Purpose
Beagle is a program for phasing and imputing missing genotypes. Sporadic missing genotypes are imputed during phasing. If a reference panel of phased genotypes is specified with the ref argument, ungenotyped markers that are present in the reference panel can also be imputed.
Beagle version 5.2 provides significantly faster genotype phasing than version 5.1. Recent versions of Beagle do not infer genotypes from genotype likelihood input data, but Beagle versions 4.0 and 4.1 have this capability.
HapMap genetic maps
HapMap genetic maps in PLINK format for GRCh36, GRCh37, and GRCh38 are available in this links
Input files
Beagle uses Variant Call Format (VCF) 4.3 for input and output genotype data. Pseuodoautosomal and non-pseudoautosomal X-chromosome genotypes must be in separate input files and analysed separately unless male haploid genotypes are coded as homozygous diploid genotypes.
In the VCF file, if any heterozygote genotype is unphased (with "/" allele separator) in a marker window, it will consider all heterozygote genotypes to be unphased, regardless of the allele separator used ("|" or "/").
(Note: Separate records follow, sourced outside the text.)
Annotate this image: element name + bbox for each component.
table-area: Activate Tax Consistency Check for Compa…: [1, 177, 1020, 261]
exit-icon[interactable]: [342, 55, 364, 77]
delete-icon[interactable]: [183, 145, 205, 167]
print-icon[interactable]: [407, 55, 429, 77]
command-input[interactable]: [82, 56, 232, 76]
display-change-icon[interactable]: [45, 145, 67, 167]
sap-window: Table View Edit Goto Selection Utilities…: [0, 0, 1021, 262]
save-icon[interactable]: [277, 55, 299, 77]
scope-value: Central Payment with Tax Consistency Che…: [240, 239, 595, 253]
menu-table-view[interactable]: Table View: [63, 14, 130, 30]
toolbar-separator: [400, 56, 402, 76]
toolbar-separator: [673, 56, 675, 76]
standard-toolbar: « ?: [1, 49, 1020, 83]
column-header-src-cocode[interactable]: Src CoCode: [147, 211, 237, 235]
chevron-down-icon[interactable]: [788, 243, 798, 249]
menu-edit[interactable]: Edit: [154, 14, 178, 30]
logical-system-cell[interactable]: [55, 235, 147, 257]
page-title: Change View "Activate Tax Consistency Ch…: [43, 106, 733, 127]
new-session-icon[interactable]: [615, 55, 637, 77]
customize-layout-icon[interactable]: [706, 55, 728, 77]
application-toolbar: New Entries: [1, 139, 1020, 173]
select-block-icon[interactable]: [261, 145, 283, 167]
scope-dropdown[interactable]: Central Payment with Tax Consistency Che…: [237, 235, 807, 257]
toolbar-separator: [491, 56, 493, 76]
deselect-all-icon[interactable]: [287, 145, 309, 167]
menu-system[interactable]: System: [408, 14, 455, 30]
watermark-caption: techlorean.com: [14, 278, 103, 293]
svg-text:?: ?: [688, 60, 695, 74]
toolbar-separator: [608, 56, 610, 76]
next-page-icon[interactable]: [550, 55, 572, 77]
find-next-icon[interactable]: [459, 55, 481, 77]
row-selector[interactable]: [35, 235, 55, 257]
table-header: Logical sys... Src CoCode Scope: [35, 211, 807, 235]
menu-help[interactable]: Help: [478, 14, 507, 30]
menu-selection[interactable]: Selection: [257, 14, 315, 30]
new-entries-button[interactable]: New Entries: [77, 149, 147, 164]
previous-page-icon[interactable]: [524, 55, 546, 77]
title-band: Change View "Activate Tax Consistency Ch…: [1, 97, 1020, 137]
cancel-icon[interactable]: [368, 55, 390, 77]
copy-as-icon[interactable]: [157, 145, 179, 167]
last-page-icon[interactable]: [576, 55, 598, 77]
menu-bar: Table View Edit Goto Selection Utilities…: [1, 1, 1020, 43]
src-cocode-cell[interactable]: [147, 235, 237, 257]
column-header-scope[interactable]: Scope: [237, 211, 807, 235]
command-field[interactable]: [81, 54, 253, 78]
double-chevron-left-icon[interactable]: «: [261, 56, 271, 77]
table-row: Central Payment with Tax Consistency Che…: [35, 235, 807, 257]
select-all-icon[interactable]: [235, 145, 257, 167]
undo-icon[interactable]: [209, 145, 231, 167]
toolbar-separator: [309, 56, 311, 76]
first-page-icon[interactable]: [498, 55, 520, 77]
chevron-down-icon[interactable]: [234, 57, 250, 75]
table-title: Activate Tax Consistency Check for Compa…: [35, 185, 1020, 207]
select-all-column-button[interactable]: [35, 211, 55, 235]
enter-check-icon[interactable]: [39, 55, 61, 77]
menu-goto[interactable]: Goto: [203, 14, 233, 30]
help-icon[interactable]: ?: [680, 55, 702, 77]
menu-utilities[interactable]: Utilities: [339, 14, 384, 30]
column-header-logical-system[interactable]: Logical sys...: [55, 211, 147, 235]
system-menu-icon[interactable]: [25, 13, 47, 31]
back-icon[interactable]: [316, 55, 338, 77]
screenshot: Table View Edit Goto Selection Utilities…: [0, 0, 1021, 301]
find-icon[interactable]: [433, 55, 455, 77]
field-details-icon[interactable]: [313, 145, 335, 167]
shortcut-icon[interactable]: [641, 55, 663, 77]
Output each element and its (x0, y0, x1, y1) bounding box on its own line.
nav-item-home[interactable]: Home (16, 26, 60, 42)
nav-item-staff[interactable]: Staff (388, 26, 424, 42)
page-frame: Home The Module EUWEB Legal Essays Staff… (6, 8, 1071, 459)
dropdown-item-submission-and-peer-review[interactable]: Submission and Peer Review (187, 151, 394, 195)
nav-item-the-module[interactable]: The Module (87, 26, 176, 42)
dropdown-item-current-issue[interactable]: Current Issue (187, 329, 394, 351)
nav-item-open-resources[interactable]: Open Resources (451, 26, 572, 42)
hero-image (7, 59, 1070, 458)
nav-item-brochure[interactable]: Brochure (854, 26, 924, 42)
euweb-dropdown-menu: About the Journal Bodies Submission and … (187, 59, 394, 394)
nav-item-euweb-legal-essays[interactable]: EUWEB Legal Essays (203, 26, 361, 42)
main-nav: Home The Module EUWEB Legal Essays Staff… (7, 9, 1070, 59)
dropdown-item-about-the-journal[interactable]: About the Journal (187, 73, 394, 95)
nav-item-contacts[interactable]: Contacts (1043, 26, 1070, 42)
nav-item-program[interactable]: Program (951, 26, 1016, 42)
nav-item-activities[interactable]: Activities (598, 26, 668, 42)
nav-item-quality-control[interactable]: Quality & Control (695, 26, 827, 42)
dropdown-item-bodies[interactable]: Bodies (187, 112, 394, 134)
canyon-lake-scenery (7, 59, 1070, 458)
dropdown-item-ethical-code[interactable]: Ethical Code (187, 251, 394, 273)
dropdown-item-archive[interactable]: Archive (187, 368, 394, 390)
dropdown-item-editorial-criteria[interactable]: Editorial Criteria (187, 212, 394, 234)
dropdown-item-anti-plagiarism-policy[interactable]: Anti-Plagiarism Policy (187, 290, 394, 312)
Beagle assumes that an the VCF file has a name ending in ".gz" is compressed with gzip or bgzip, and that a reference VCF file that has a name ending in “.bref3” is compressed with bref version 3.
Output files
There are two output files. The log file gives a summary of the analysis that includes the Beagle version, the command line arguments, and compute time.
The vcf.gz file is a bgzip-compressed VCF file that contains phased, non-missing genotypes for all non-reference samples. The output vcf.gz file can be uncompressed with the unix gunzip utility.
If a reference panel is specified and ungenotyped markers are imputed, the VCF INFO field will contain:
- A "DR2" subfield with the estimated squared correlation between the estimated allele dose and the true allele dose. - An "AF" subfield with the estimated alternate allele frequencies in the target samples. - The "IMP" flag if the marker is imputed.